C’è allarme per le migliaia di fabbriche che chiudono senza pagare gli operai. Sono almeno 30 milioni i migranti disoccupati. Senza un equo rispetto dei diritti dei lavoratori, è davvero attuale e alto il rischio di proteste sociali.

Pechino (AsiaNews/Agenzie) – Sono in continuo aumento le cause di dipendenti non pagati: sono state 98.568 nel primo trimestre 2009, +59% rispetto allo stesso periodo del 2008, secondo dati ufficiali. Già nel 2008 queste controversie sono cresciute del 93%. Nel Paese non è infrequente che le fabbriche chiudano senza pagare stipendi arretrati e liquidazione.

Du Wanhua, importante funzionario giudiziario, segnala che “a causa della crisi globale, continua a crescere il numero di imprese che vanno in rosso o fanno bancarotta” e non pagano gli operai.

Intanto cresce la disoccupazione. Cheng Guoqiang, vicecapo del Centro ricerca e sviluppo del Consiglio di Stato, ha detto oggi in una conferenza a Pechino che “circa 30 milioni di contadini [migranti] hanno perso il lavoro”, contraddicendo le precedenti stime del governo che parlavano al massimo di 20 milioni.

Con circa 225 milioni di rurali che lasciano la campagna per cercare lavoro nelle città (secondo i dati di marzo dell’Ufficio nazionale di statistica), il 18 aprile il premier Wen Jiabao ha ammonito che  occorre una crescita annua almeno dell’8% per impedire la disoccupazione e prevenire proteste sociali. Ma negli ultimi 6 mesi la crescita del Paese è stata assai inferiore.

Il China Labour Bullettin, prestigiosa pubblicazione di Hong Kong sui diritti dei lavoratori, ammonisce i governi locali a non pensare che i dipendenti, dopo decenni di lavoro, si lascino licenziare e buttare via senza protestare per i loro diritti. Il 13 e 14 aprile a Chongqing sono scesi in sciopero 5mila operai della Golden Emperor Group, dopo che la ditta  tessile ha annunciato bancarotta e un piano di riorganizzazione. Oltre 2mila operai hanno manifestato davanti ai cancelli della fabbrica e almeno 300 hanno creato blocchi stradali. Gli operai chiedevano tre mesi di salari arretrati e un’equa liquidazione.

Sempre ad aprile a Baoding (Hebei) migliaia di operai hanno manifestato per 3 giorni davanti alla fabbrica della tessile Yimian, per il mancato pagamento di salari e pensioni. Hanno minacciato di bloccare la ferrovia per Pechino, fermati solo dal sindaco che ha promesso di mediare.

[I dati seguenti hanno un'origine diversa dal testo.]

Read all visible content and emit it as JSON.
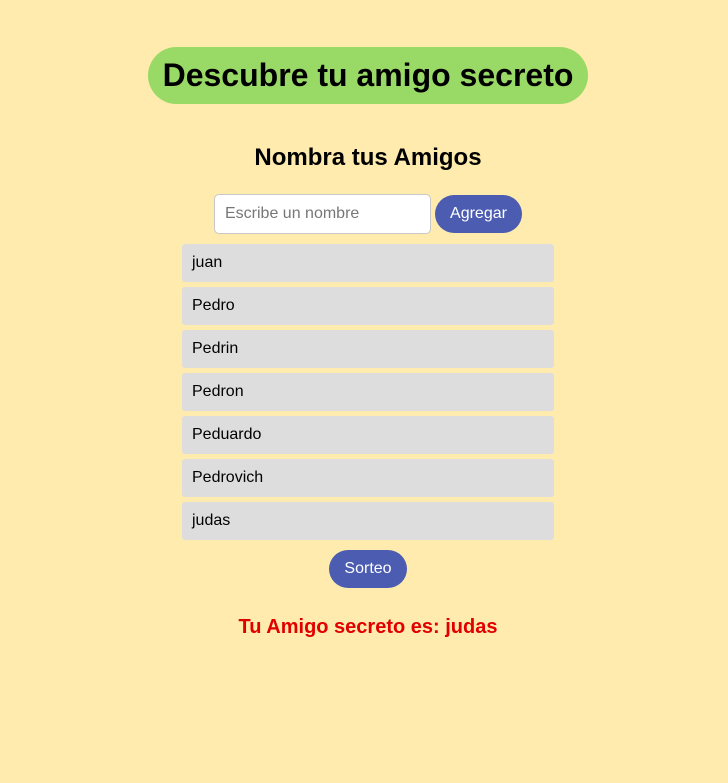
{
  "header": {
    "title": "Descubre tu amigo secreto"
  },
  "input_section": {
    "subtitle": "Nombra tus Amigos",
    "name_input": {
      "value": "",
      "placeholder": "Escribe un nombre"
    },
    "add_button_label": "Agregar"
  },
  "friends": [
    "juan",
    "Pedro",
    "Pedrin",
    "Pedron",
    "Peduardo",
    "Pedrovich",
    "judas"
  ],
  "draw_button_label": "Sorteo",
  "result_text": "Tu Amigo secreto es: judas",
  "colors": {
    "background": "#ffebad",
    "title_pill": "#99d965",
    "button": "#4b5cb1",
    "list_item": "#dddddd",
    "result": "#e00000"
  }
}
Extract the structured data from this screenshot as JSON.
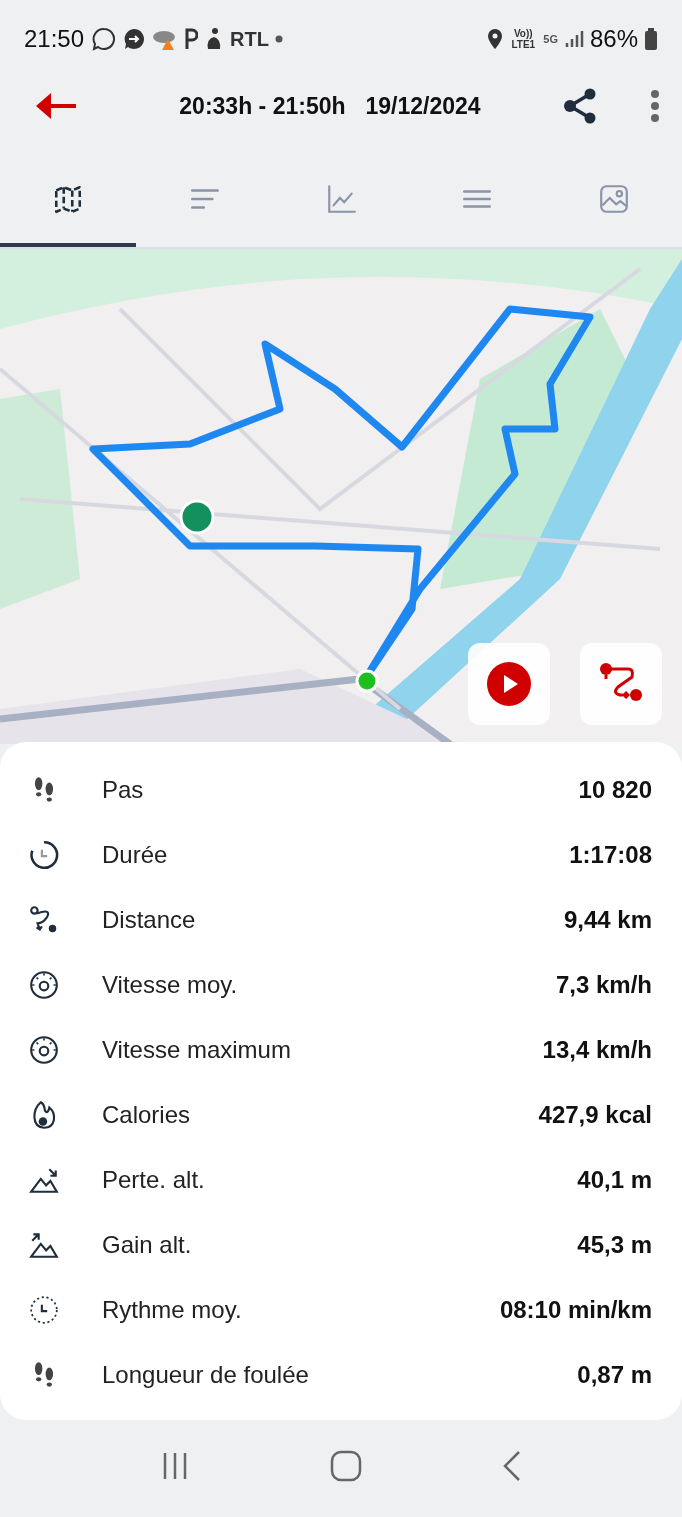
{
  "status_bar": {
    "time": "21:50",
    "app_label": "RTL",
    "network": "Vo)) LTE1",
    "mobile_data": "5G",
    "battery": "86%"
  },
  "header": {
    "time_range": "20:33h - 21:50h",
    "date": "19/12/2024"
  },
  "tabs": [
    {
      "kind": "map",
      "selected": true
    },
    {
      "kind": "summary",
      "selected": false
    },
    {
      "kind": "chart",
      "selected": false
    },
    {
      "kind": "list",
      "selected": false
    },
    {
      "kind": "photos",
      "selected": false
    }
  ],
  "stats": [
    {
      "kind": "steps",
      "label": "Pas",
      "value": "10 820"
    },
    {
      "kind": "duration",
      "label": "Durée",
      "value": "1:17:08"
    },
    {
      "kind": "distance",
      "label": "Distance",
      "value": "9,44 km"
    },
    {
      "kind": "speed",
      "label": "Vitesse moy.",
      "value": "7,3 km/h"
    },
    {
      "kind": "maxspeed",
      "label": "Vitesse maximum",
      "value": "13,4 km/h"
    },
    {
      "kind": "calories",
      "label": "Calories",
      "value": "427,9 kcal"
    },
    {
      "kind": "descent",
      "label": "Perte. alt.",
      "value": "40,1 m"
    },
    {
      "kind": "ascent",
      "label": "Gain alt.",
      "value": "45,3 m"
    },
    {
      "kind": "pace",
      "label": "Rythme moy.",
      "value": "08:10 min/km"
    },
    {
      "kind": "stride",
      "label": "Longueur de foulée",
      "value": "0,87 m"
    }
  ]
}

Il Clb ricorda che alla fine degli anni ’90 oltre 30 milioni di persone hanno perso il lavoro per la privatizzazione di molte imprese pubbliche. La mancanza di norme precise ha causato infinite cause di lavoro, ancora non esaurite. Oggi la situazione è peggiore perché – dice il Clb -  gli operai migranti “non si lasceranno cacciare senza lottare”. Per prevenire davvero proteste sociali, occorrerà non trascurare diritti e interessi dei lavoratori.